Questo annuncio di gioia riguarda tutto il popolo, sottolineando la valenza universale dell’evento come nel v.1, perché è nato il “Salvatore, che è Cristo Signore” cioè il Messia atteso e annunciato da tutti i profeti.
L’”oggi” attualizza per noi questo evento, oggi è nato Dio, oggi è il giorno della salvezza.
Ma ai pastori viene dato un segno per riconoscere il Messia: la nascita di Gesù, la sua storia concreta è il segno definitivo della salvezza che Dio offre oggi e sempre ad ogni uomo che accoglie liberamente l’annuncio.
Così il compimento di ogni attesa e di ogni desiderio umano si trova in questa grotta: questo è il sapiente disegno di Dio, di fronte al quale è possibile solo tacere e adorare. L’amore di Dio si incontra con la libertà dell’uomo che ancora oggi può ripetere “non c’è posto” nella mia vita per il Figlio di Dio.

Gli ultimi due versetti di questo passo (vv.13-14) riportano il canto degli angeli ripreso anche dalla liturgia nel “Gloria” che cantiamo con tutta la Chiesa nei giorni di festa: con esso gli angeli esprimono il senso di ciò che è accaduto e dichiarano con gioia che la nascita del Bambino realizza la gloria di Dio e la pace per gli uomini.
“Pace agli uomini che egli ama”: il Natale è l’annuncio radioso dell’amore di Dio per gli uomini, della Sua “buona volontà” perché l’Amore è il motivo ultimo della Incarnazione.
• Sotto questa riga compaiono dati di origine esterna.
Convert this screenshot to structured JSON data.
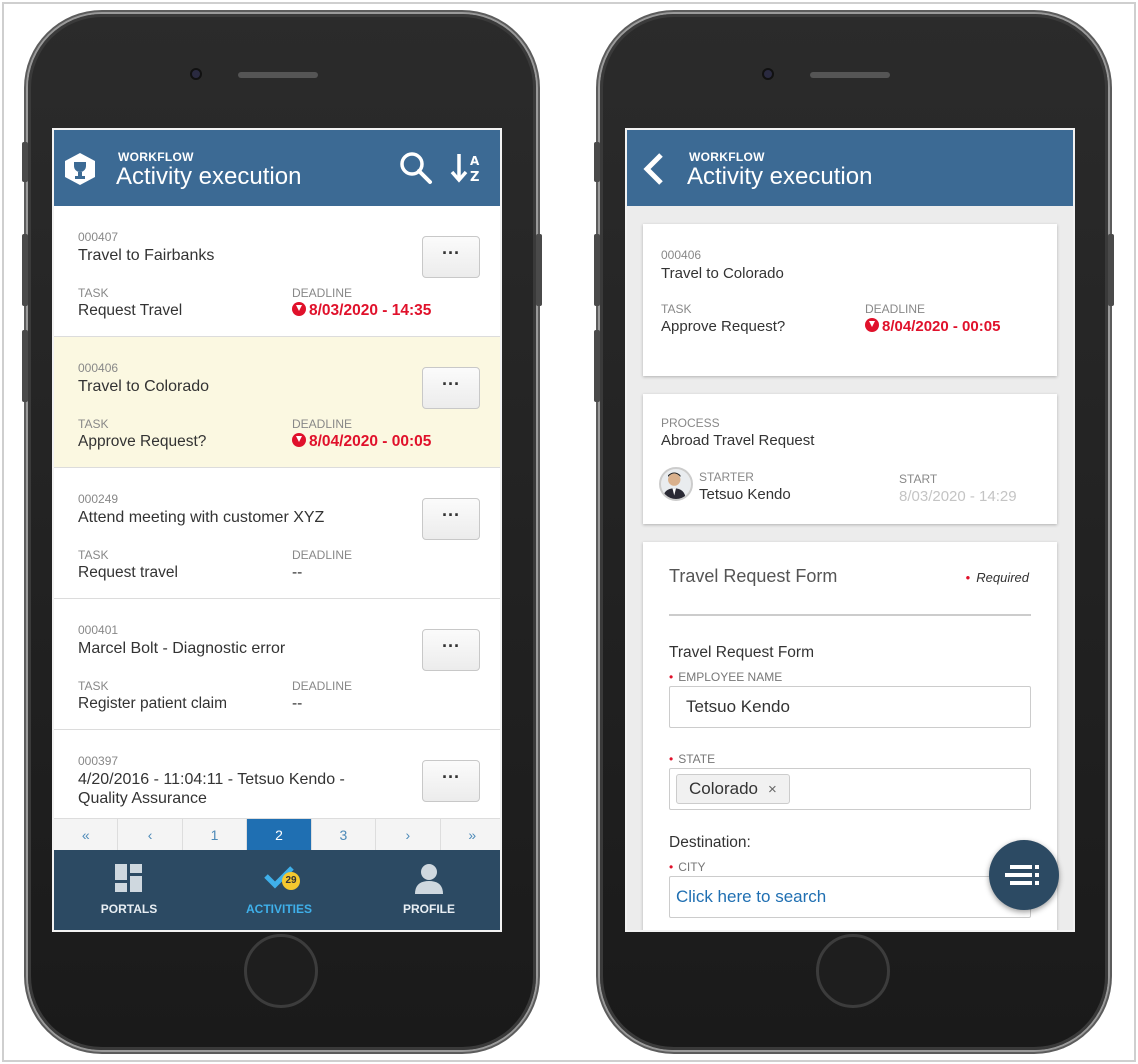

Come ci ricorda San Paolo, con amore paterno, nella lettera a Tito “Figlio mio, è apparsa la grazia di Dio, che porta salvezza a tutti gli uomini” (Tt 2,11).
Il canto degli angeli può diventare così la nostra preghiera di lode “Gloria a Dio nel più alto dei cieli” e di intercessione per ogni popolo, per ogni terra, per ogni fratello “sulla terra pace agli uomini che egli ama”.


Per approfondire: nel Vangelo di Luca risuona l’OGGI della salvezza che attualizza l’evento: Lc 2, 11; 4,21; 5,26; 19,5; 19,9; 23,43



Salmo 95
Cantate al Signore un canto nuovo,
cantate al Signore, uomini di tutta la terra.
Cantate al Signore, benedite il suo nome.

Annunciate di giorno in giorno la sua salvezza.
In mezzo alle genti narrate la sua gloria,
a tutti i popoli dite le sue meraviglie.

Gioiscano i cieli, esulti la terra,
risuoni il mare e quanto racchiude;
sia in festa la campagna e quanto contiene,
acclamino tutti gli alberi della foresta.

Davanti al Signore che viene:
si, egli viene a giudicare la terra;
giudicherà il mondo con giustizia
e nella sua fedeltà i popoli.

Orazione
O Dio, che hai illuminato questa santissima notte con lo splendore di Cristo, vera luce del mondo, concedi a noi, che sulla terra lo contempliamo nei suoi misteri, di partecipare alla sua gloria nel cielo.